Description
Details:
“How the Light Gets In” is an original oil painting on a 16×20 inch canvas that is 1.5 inch deep. I have painted the sides, and the painting comes ready to hang in a wood floater frame with a gold finish. I ship every painting out of Pass Christian, MS. Please note: This painting is day 24 of my 2024 31 in 31 yearly practice. It will be available to ship out or for pick up on February 26th, 2024, after the run of the 31 in 31 gallery show.
Inspiration:
Today’s painting is a bit of a shift. A couple weeks ago my family was invited to one of our most dedicated and long-time 31 in 31 participant’s new home on a huge, sprawling span of land complete with a large pond and a perfectly placed red canoe right at the water’s edge. When my husband and son immediately climbed in, I couldn’t help but start to rewrite in my head the famous William Carlos Williams poem:
so much depends
upon
a red wheel
barrow
glazed with rain
water
beside the white
Chickens
In my mind it was more like
So much depends
upon
a bright red
Canoe
Glazed with mud water
Below the white
Sky
Anyway, I tried to use my people in the red canoe as inspiration for one of my daily paintings but, well, it was, to borrow from the kids these days, exceptionally “mid.”

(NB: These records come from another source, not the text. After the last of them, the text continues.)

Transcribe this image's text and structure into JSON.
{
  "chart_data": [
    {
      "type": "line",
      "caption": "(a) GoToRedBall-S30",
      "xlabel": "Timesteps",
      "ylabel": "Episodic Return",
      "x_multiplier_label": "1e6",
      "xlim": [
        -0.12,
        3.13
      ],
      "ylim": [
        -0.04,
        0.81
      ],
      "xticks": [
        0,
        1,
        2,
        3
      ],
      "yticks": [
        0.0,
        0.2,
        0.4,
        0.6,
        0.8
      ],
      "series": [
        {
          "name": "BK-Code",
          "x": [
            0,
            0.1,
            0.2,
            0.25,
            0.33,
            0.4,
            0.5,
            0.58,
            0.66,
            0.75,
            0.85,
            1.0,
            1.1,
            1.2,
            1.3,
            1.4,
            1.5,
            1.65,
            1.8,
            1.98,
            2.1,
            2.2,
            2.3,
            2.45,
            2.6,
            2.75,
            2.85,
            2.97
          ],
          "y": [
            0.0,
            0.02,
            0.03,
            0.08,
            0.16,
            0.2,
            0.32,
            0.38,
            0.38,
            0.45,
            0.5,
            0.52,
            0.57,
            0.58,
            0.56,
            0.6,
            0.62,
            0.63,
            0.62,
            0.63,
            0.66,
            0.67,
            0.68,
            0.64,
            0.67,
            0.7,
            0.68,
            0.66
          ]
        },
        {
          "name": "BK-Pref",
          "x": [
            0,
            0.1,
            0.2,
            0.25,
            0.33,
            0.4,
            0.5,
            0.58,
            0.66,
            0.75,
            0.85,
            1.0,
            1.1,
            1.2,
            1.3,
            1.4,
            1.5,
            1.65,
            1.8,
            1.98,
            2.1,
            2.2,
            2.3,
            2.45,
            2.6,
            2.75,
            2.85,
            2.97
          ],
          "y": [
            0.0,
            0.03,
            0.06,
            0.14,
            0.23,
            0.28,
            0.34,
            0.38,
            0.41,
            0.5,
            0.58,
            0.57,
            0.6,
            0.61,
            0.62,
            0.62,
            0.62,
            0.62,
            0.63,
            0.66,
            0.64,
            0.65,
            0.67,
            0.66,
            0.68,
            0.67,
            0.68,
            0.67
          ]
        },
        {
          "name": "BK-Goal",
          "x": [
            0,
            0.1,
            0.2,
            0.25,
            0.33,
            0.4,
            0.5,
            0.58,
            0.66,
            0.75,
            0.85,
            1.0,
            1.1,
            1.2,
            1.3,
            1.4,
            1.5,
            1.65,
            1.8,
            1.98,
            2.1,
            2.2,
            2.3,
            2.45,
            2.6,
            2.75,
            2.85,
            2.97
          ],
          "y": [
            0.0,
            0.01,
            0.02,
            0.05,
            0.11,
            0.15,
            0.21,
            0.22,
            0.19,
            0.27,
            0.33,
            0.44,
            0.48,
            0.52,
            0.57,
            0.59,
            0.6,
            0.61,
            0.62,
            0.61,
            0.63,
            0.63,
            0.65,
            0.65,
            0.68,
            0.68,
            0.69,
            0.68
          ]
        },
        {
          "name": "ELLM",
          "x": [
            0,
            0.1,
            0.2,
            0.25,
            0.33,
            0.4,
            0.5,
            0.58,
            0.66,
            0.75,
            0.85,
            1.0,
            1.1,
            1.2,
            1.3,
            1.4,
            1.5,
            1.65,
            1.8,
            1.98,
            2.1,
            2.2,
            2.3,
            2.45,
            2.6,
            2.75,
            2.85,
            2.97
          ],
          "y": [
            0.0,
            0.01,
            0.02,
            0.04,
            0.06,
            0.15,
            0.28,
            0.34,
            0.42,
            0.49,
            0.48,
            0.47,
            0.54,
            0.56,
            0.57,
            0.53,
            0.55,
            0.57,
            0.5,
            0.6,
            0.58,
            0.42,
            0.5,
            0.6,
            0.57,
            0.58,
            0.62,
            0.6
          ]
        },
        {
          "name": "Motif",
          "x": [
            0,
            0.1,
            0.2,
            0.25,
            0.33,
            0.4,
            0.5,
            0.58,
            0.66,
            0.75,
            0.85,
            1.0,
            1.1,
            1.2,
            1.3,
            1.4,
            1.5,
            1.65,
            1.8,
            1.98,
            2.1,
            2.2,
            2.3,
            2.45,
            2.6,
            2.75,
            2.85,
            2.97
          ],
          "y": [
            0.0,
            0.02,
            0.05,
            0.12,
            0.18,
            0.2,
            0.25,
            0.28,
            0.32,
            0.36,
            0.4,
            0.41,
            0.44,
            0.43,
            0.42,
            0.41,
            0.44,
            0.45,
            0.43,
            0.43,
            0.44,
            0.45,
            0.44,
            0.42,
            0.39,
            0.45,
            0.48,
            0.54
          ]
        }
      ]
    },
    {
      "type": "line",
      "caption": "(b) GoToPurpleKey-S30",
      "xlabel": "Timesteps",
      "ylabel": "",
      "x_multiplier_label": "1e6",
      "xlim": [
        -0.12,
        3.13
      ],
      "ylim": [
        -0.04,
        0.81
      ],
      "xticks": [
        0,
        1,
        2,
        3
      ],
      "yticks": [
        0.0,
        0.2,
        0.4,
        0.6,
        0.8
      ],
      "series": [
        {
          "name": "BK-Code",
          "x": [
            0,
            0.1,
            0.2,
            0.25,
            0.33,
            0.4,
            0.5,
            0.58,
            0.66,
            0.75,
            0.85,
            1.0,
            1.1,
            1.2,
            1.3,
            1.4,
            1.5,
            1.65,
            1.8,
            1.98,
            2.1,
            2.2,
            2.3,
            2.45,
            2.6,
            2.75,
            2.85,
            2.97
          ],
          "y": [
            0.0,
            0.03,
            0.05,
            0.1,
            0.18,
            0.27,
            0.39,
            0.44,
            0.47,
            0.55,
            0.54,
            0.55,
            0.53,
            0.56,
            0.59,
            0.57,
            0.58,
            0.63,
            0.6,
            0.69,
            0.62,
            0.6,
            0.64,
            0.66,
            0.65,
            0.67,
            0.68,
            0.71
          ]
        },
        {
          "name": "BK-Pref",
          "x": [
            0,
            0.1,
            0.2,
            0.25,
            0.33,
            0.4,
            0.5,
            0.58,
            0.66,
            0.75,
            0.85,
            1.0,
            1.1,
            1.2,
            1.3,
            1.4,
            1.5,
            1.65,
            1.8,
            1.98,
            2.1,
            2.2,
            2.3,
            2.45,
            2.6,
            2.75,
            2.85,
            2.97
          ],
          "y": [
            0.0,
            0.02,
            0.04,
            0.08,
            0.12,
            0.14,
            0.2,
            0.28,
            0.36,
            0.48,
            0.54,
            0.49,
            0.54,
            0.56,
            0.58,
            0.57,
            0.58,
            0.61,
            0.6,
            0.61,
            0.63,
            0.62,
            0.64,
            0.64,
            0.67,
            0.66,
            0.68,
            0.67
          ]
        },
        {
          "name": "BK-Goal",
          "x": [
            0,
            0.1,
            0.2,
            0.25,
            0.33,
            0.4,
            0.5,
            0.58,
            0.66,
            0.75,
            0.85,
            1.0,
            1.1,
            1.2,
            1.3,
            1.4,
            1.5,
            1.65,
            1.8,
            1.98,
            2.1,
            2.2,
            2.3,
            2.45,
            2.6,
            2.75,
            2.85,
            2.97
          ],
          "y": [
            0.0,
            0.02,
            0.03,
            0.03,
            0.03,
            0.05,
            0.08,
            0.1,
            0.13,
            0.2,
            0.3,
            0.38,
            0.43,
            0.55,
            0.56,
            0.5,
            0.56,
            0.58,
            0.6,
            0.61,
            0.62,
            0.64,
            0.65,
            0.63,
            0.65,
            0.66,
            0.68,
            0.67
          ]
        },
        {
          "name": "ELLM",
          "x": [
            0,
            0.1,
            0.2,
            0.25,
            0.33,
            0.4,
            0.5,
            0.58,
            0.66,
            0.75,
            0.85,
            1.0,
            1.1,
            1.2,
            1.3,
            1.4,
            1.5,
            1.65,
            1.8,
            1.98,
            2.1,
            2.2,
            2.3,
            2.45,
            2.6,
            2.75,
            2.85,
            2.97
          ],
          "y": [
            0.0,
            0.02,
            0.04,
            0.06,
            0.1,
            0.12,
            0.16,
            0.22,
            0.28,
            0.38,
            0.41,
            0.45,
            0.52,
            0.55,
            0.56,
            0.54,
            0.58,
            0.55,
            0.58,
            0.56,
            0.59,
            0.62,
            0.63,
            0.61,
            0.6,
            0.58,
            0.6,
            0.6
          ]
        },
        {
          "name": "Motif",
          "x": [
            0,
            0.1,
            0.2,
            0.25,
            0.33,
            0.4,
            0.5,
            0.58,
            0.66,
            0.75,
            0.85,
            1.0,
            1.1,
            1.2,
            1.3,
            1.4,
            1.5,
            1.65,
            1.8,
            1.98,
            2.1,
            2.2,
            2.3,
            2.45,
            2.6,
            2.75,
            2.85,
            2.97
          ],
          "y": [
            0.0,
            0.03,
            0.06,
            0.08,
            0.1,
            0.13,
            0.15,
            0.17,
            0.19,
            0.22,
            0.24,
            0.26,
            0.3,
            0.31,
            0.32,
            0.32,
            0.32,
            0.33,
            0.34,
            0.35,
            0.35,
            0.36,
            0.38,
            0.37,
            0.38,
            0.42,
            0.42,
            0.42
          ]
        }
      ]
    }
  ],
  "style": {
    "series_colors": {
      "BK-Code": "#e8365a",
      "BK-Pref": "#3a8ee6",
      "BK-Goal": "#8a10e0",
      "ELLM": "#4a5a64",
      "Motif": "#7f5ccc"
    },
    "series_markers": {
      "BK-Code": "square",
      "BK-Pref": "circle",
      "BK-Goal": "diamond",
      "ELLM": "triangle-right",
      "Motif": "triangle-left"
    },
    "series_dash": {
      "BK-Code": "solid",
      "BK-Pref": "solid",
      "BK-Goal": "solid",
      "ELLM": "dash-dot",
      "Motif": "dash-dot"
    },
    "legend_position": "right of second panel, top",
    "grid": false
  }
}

But it got me thinking about families, ours in particular, and how the word blended so often gets paired with the word broken. What if we might look at families in light of those Japanese bowls– Kintsugi – where they repair broken pottery by mending it with gold, silver, or platinum as a way of treating “breakage and repair as part of the history of an object, rather than something to disguise.”
Expert Christy Bartlett explains, “Not only is there no attempt to hide the damage, but the repair is literally illuminated.” Most agree that this process makes the art more beautiful, more compelling.
A dear friend of mine who is not particularly religious started wearing a medal of a saint around her neck to inspire her towards a particular calling she feels in her bones. And I wondered, who is the patron saint of stepparents because maybe I could use a little of that kind of inspiration.
So I painted St. Joseph, who I know so little about perhaps because so little is known about him. This painting came swiftly, nearly painted itself, as though the honoring of what the world calls broken was moving my hands.
I wasn’t thinking about the Japanese bowls until just this moment when I sat down to write, but I think it fascinating that the background of my painting has “cracks” in it where the layer of color from the previous layer can shine through.
As Leonard Cohen taught me, and I say to myself at least once a day, “There is a crack in everything. That’s how the light gets in.”
You might notice some red on Joseph’s beard and you’d be correct if you guessed that was because I wanted to put some of my husband into the image since his role as my son’s stepfather inspired the whole thing. Perhaps I did paint a little of the red canoe after all.